Now, though the restaurant is open for dine-in and takeout customers, Smart said things are still tough financially but she hopes for a better future for herself, her staff and the restaurant that she loves.

“It’s scary. It’s very scary,” she said of the ongoing pandemic. She added that when the shutdowns and restrictions began in March, she thought it would only be a month or so before things were under control and went back to normal. Now, nearly 10 months later, she hopes that the COVID-19 vaccines will help bring things back to a semblance of how they were.

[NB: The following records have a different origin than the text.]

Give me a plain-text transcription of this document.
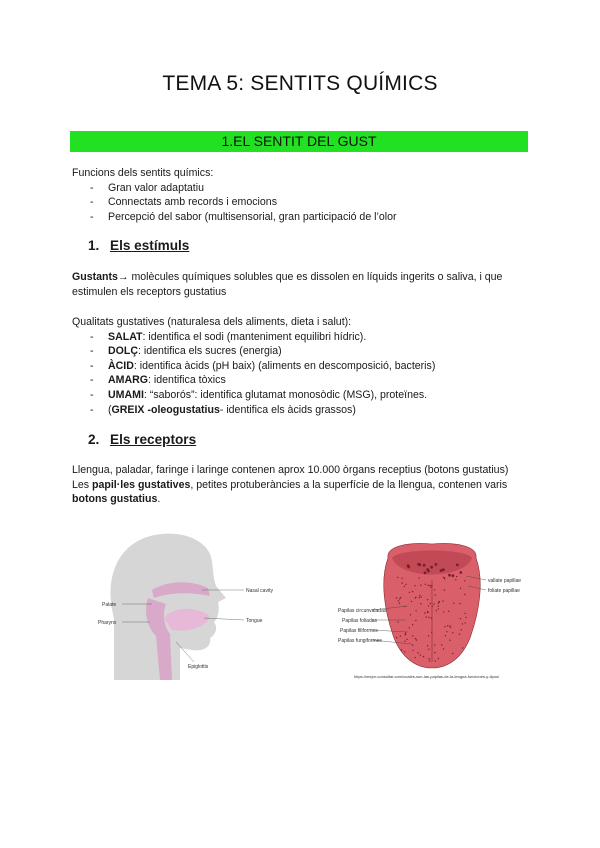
TEMA 5: SENTITS QUÍMICS
1.EL SENTIT DEL GUST

Funcions dels sentits químics:

- Gran valor adaptatiu
- Connectats amb records i emocions
- Percepció del sabor (multisensorial, gran participació de l’olor
1. Els estímuls

Gustants→ molècules químiques solubles que es dissolen en líquids ingerits o saliva, i que estimulen els receptors gustatius

Qualitats gustatives (naturalesa dels aliments, dieta i salut):

- SALAT: identifica el sodi (manteniment equilibri hídric).
- DOLÇ: identifica els sucres (energia)
- ÀCID: identifica àcids (pH baix) (aliments en descomposició, bacteris)
- AMARG: identifica tòxics
- UMAMI: “saborós”: identifica glutamat monosòdic (MSG), proteïnes.
- (GREIX -oleogustatius- identifica els àcids grassos)
2. Els receptors

Llengua, paladar, faringe i laringe contenen aprox 10.000 òrgans receptius (botons gustatius)

Les papil·les gustatives, petites protuberàncies a la superfície de la llengua, contenen varis botons gustatius.

Nasal cavity
Palate
Tongue
Pharynx
Epiglottis
vallate papillae
foliate papillae
Papilas circunvaladas
Papilas foliadas
Papilas filiformes
Papilas fungiformes
https://mejor-consultar.com/cuales-son-las-papilas-de-la-lengua-funciones-y-tipos/
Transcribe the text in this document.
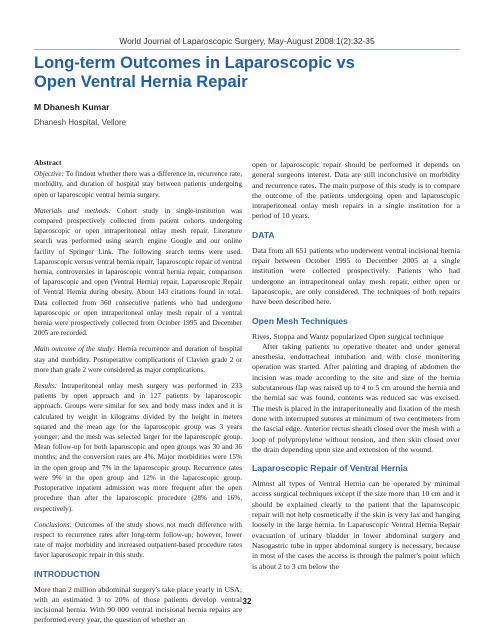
World Journal of Laparoscopic Surgery, May-August 2008:1(2):32-35
Long-term Outcomes in Laparoscopic vs
Open Ventral Hernia Repair
M Dhanesh Kumar
Dhanesh Hospital, Vellore
Abstract

Objective: To findout whether there was a difference in, recurrence rate, morbidity, and duration of hospital stay between patients undergoing open or laparoscopic ventral hernia surgery.

Materials and methods: Cohort study in single-institution was compared prospectively collected from patient cohorts undergoing laparoscopic or open intraperitoneal onlay mesh repair. Literature search was performed using search engine Google and our online facility of Springer Link. The following search terms were used. Laparoscopic versus ventral hernia repair, 'laparoscopic repair of ventral hernia, controversies in laparoscopic ventral hernia repair, comparison of laparoscopic and open (Ventral Hernia) repair, Laparoscopic Repair of Ventral Hernia during obesity. About 143 citations found in total. Data collected from 360 consecutive patients who had undergone laparoscopic or open intraperitoneal onlay mesh repair of a ventral hernia were prospectively collected from October 1995 and December 2005 are recorded.

Main outcome of the study: Hernia recurrence and duration of hospital stay and morbidity. Postoperative complications of Clavien grade 2 or more than grade 2 were considered as major complications.

Results: Intraperitoneal onlay mesh surgery was performed in 233 patients by open approach and in 127 patients by laparoscopic approach. Groups were similar for sex and body mass index and it is calculated by weight in kilograms divided by the height in meters squared and the mean age for the laparoscopic group was 3 years younger; and the mesh was selected larger for the laparoscopic group. Mean follow-up for both laparoscopic and open groups was 30 and 36 months; and the conversion rates are 4%. Major morbidities were 15% in the open group and 7% in the laparoscopic group. Recurrence rates were 9% in the open group and 12% in the laparoscopic group. Postoperative inpatient admission was more frequent after the open procedure than after the laparoscopic procedure (28% and 16%, respectively).

Conclusions: Outcomes of the study shows not much difference with respect to recurrence rates after long-term follow-up; however, lower rate of major morbidity and increased outpatient-based procedure rates favor laparoscopic repair in this study.

INTRODUCTION

More than 2 million abdominal surgery's take place yearly in USA; with an estimated 3 to 20% of those patients develop ventral incisional hernia. With 90 000 ventral incisional hernia repairs are performed every year, the question of whether an

open or laparoscopic repair should be performed it depends on general surgeons interest. Data are still inconclusive on morbidity and recurrence rates. The main purpose of this study is to compare the outcome of the patients undergoing open and laparoscopic intraperitoneal onlay mesh repairs in a single institution for a period of 10 years.

DATA

Data from all 651 patients who underwent ventral incisional hernia repair between October 1995 to December 2005 at a single institution were collected prospectively. Patients who had undergone an intraperitoneal onlay mesh repair, either open or laparoscopic, are only considered. The techniques of both repairs have been described here.

Open Mesh Techniques

Rives, Stoppa and Wantz popularized Open surgical technique

After taking patients to operative theater and under general anesthesia, endotracheal intubation and with close monitoring operation was started. After painting and draping of abdomen the incision was made according to the site and size of the hernia subcutaneous flap was raised up to 4 to 5 cm around the hernia and the hernial sac was found, contents was reduced sac was excised. The mesh is placed in the intraperitoneally and fixation of the mesh done with interrupted sutures at minimum of two centimeters from the fascial edge. Anterior rectus sheath closed over the mesh with a loop of polypropylene without tension, and then skin closed over the drain depending upon size and extension of the wound.

Laparoscopic Repair of Ventral Hernia

Almost all types of Ventral Hernia can be operated by minimal access surgical techniques except if the size more than 10 cm and it should be explained clearly to the patient that the laparoscopic repair will not help cosmetically if the skin is very lax and hanging loosely in the large hernia. In Laparoscopic Ventral Hernia Repair evacuation of urinary bladder in lower abdominal surgery and Nasogastric tube in upper abdominal surgery is necessary, because in most of the cases the access is through the palmer's point which is about 2 to 3 cm below the

32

“I hope that by spring the Island can go back to the way it was,” Smart said, adding that she also hopes that people will soon be able to visit without fear of catching the virus and that her staff will be able to work without having the same fear.

For right now, she said the restaurant is doing more takeout business than it used to and her plan is to “go with the flow and hope that things work out for the best for everyone.”

Smart’s hope going into the new year is that the pandemic will bring people closer together rather than pushing them apart, that she can keep Minnie’s Beach Café going, that the virus goes away and that everyone will finally be safe.

To the community that has embraced her and her business, Smart simply said, “Thank you so much.”